Argo Workflow + Spark operator + App logs not generated - kubernetes

Am in very early stages of exploring Argo with Spark operator to run Spark samples on the minikube setup on my EC2 instance.
Following are the resources details, not sure why am not able to see the spark app logs.
WORKFLOW.YAML
kind: Workflow
metadata:
name: spark-argo-groupby
spec:
entrypoint: sparkling-operator
templates:
- name: spark-groupby
resource:
action: create
manifest: |
apiVersion: "sparkoperator.k8s.io/v1beta2"
kind: SparkApplication
metadata:
generateName: spark-argo-groupby
spec:
type: Scala
mode: cluster
image: gcr.io/spark-operator/spark:v3.0.3
imagePullPolicy: Always
mainClass: org.apache.spark.examples.GroupByTest
mainApplicationFile: local:///opt/spark/spark-examples_2.12-3.1.1-hadoop-2.7.jar
sparkVersion: "3.0.3"
driver:
cores: 1
coreLimit: "1200m"
memory: "512m"
labels:
version: 3.0.0
executor:
cores: 1
instances: 1
memory: "512m"
labels:
version: 3.0.0
- name: sparkling-operator
dag:
tasks:
- name: SparkGroupBY
template: spark-groupby
ROLES
# Role for spark-on-k8s-operator to create resources on cluster
apiVersion: rbac.authorization.k8s.io/v1
kind: ClusterRole
metadata:
name: spark-cluster-cr
labels:
rbac.authorization.kubeflow.org/aggregate-to-kubeflow-edit: "true"
rules:
- apiGroups:
- sparkoperator.k8s.io
resources:
- sparkapplications
verbs:
- '*'
---
# Allow airflow-worker service account access for spark-on-k8s
apiVersion: rbac.authorization.k8s.io/v1
kind: ClusterRoleBinding
metadata:
name: argo-spark-crb
roleRef:
apiGroup: rbac.authorization.k8s.io
kind: ClusterRole
name: spark-cluster-cr
subjects:
- kind: ServiceAccount
name: default
namespace: argo
ARGO UI
To dig deep I tried all the steps that's listed on https://dev.to/crenshaw_dev/how-to-debug-an-argo-workflow-31ng yet could not get app logs.
Basically when I run these examples am expecting spark app logs to be printed - in this case output of following Scala example
https://github.com/apache/spark/blob/master/examples/src/main/scala/org/apache/spark/examples/GroupByTest.scala
Interesting when I list PODS, I was expecting to see driver pods and executor pods but always see only one POD and it has above logs as in the image attached.

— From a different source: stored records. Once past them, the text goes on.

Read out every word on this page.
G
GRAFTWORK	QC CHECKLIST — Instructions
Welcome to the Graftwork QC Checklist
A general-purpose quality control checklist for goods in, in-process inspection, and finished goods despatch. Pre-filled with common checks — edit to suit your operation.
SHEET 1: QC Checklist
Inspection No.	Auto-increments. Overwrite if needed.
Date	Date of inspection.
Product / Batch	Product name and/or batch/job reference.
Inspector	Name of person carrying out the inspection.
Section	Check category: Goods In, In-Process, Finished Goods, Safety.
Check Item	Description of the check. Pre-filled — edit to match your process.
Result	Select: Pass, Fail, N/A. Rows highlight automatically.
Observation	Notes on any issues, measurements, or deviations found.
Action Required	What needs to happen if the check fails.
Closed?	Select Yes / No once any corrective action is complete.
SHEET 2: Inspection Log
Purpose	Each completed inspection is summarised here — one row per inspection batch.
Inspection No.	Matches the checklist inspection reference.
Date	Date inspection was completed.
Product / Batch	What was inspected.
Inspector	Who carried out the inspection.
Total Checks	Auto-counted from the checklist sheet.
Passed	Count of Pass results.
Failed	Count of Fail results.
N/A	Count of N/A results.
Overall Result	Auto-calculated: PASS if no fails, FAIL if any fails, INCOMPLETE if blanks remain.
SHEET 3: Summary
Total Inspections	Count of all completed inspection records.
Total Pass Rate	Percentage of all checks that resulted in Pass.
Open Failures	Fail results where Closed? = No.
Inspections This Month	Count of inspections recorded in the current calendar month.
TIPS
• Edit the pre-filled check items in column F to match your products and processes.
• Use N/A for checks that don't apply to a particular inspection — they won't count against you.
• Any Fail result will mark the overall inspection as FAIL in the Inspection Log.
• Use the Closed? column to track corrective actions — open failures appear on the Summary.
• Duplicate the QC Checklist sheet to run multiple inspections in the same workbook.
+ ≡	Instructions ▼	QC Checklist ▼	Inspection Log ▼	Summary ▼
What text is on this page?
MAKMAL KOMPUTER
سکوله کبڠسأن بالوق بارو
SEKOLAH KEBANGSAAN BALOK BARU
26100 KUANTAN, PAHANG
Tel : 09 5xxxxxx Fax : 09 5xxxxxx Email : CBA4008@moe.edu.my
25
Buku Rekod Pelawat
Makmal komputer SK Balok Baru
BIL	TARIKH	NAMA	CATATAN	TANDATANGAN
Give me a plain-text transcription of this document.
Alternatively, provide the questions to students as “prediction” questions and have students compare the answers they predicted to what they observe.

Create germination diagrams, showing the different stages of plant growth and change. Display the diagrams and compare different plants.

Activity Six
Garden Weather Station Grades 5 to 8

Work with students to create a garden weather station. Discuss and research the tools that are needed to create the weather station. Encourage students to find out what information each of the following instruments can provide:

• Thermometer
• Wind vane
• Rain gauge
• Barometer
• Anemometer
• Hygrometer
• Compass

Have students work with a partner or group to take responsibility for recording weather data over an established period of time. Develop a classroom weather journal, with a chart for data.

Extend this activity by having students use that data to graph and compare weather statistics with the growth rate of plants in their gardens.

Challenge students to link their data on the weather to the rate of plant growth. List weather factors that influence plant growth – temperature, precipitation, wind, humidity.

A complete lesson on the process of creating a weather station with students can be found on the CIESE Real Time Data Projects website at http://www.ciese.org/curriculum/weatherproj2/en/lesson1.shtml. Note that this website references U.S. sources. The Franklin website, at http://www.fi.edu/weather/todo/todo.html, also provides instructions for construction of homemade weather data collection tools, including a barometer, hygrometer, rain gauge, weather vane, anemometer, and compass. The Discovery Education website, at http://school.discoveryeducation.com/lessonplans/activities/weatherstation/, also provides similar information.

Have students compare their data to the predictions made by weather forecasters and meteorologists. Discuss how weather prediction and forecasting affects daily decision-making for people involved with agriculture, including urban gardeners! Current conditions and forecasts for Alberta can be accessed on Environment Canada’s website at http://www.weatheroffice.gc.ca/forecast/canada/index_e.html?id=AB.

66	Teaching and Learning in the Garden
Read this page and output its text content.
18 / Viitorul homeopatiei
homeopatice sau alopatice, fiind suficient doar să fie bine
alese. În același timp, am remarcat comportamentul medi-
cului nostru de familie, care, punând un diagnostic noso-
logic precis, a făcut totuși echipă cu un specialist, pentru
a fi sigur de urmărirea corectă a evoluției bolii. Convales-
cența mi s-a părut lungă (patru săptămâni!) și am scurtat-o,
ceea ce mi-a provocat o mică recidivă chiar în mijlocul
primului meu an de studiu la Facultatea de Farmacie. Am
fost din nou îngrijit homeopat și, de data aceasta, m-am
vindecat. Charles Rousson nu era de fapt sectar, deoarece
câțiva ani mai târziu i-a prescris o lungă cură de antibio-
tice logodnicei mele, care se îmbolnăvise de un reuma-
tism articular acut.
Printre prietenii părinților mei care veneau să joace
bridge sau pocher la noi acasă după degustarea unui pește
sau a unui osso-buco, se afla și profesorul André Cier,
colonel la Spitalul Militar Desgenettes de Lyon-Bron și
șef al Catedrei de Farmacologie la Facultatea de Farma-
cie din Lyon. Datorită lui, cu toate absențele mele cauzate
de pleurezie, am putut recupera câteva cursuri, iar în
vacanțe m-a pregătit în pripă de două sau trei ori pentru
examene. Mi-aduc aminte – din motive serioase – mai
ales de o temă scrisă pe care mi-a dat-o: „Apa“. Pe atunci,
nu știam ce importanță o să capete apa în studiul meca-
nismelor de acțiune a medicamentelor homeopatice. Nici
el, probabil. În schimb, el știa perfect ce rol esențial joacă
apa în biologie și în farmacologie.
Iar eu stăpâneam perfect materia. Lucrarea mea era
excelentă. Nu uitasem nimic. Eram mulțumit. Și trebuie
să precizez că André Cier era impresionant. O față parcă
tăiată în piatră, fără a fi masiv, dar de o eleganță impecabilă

Please help me to understand why logs are not generated and how can I get it?
RAW LOGS
$ kubectl logs spark-pi-dag-739246604 -n argo
time="2021-12-10T13:28:09.560Z" level=info msg="Starting Workflow Executor" version="{v3.0.3 2021-05-11T21:14:20Z 02071057c082cf295ab8da68f1b2027ff8762b5a v3.0.3 clean go1.15.7 gc linux/amd64}"
time="2021-12-10T13:28:09.581Z" level=info msg="Creating a docker executor"
time="2021-12-10T13:28:09.581Z" level=info msg="Executor (version: v3.0.3, build_date: 2021-05-11T21:14:20Z) initialized (pod: argo/spark-pi-dag-739246604) with template:\n{\"name\":\"sparkpi\",\"inputs\":{},\"outputs\":{},\"metadata\":{},\"resource\":{\"action\":\"create\",\"manifest\":\"apiVersion: \\\"sparkoperator.k8s.io/v1beta2\\\"\\nkind: SparkApplication\\nmetadata:\\n generateName: spark-pi-dag\\nspec:\\n type: Scala\\n mode: cluster\\n image: gjeevanm/spark:v3.1.1\\n imagePullPolicy: Always\\n mainClass: org.apache.spark.examples.SparkPi\\n mainApplicationFile: local:///opt/spark/spark-examples_2.12-3.1.1-hadoop-2.7.jar\\n sparkVersion: 3.1.1\\n driver:\\n cores: 1\\n coreLimit: \\\"1200m\\\"\\n memory: \\\"512m\\\"\\n labels:\\n version: 3.0.0\\n executor:\\n cores: 1\\n instances: 1\\n memory: \\\"512m\\\"\\n labels:\\n version: 3.0.0\\n\"},\"archiveLocation\":{\"archiveLogs\":true,\"s3\":{\"endpoint\":\"minio:9000\",\"bucket\":\"my-bucket\",\"insecure\":true,\"accessKeySecret\":{\"name\":\"my-minio-cred\",\"key\":\"accesskey\"},\"secretKeySecret\":{\"name\":\"my-minio-cred\",\"key\":\"secretkey\"},\"key\":\"spark-pi-dag/spark-pi-dag-739246604\"}}}"
time="2021-12-10T13:28:09.581Z" level=info msg="Loading manifest to /tmp/manifest.yaml"
time="2021-12-10T13:28:09.581Z" level=info msg="kubectl create -f /tmp/manifest.yaml -o json"
time="2021-12-10T13:28:10.348Z" level=info msg=argo/SparkApplication.sparkoperator.k8s.io/spark-pi-daghhl6s
time="2021-12-10T13:28:10.348Z" level=info msg="Starting SIGUSR2 signal monitor"
time="2021-12-10T13:28:10.348Z" level=info msg="No output parameters"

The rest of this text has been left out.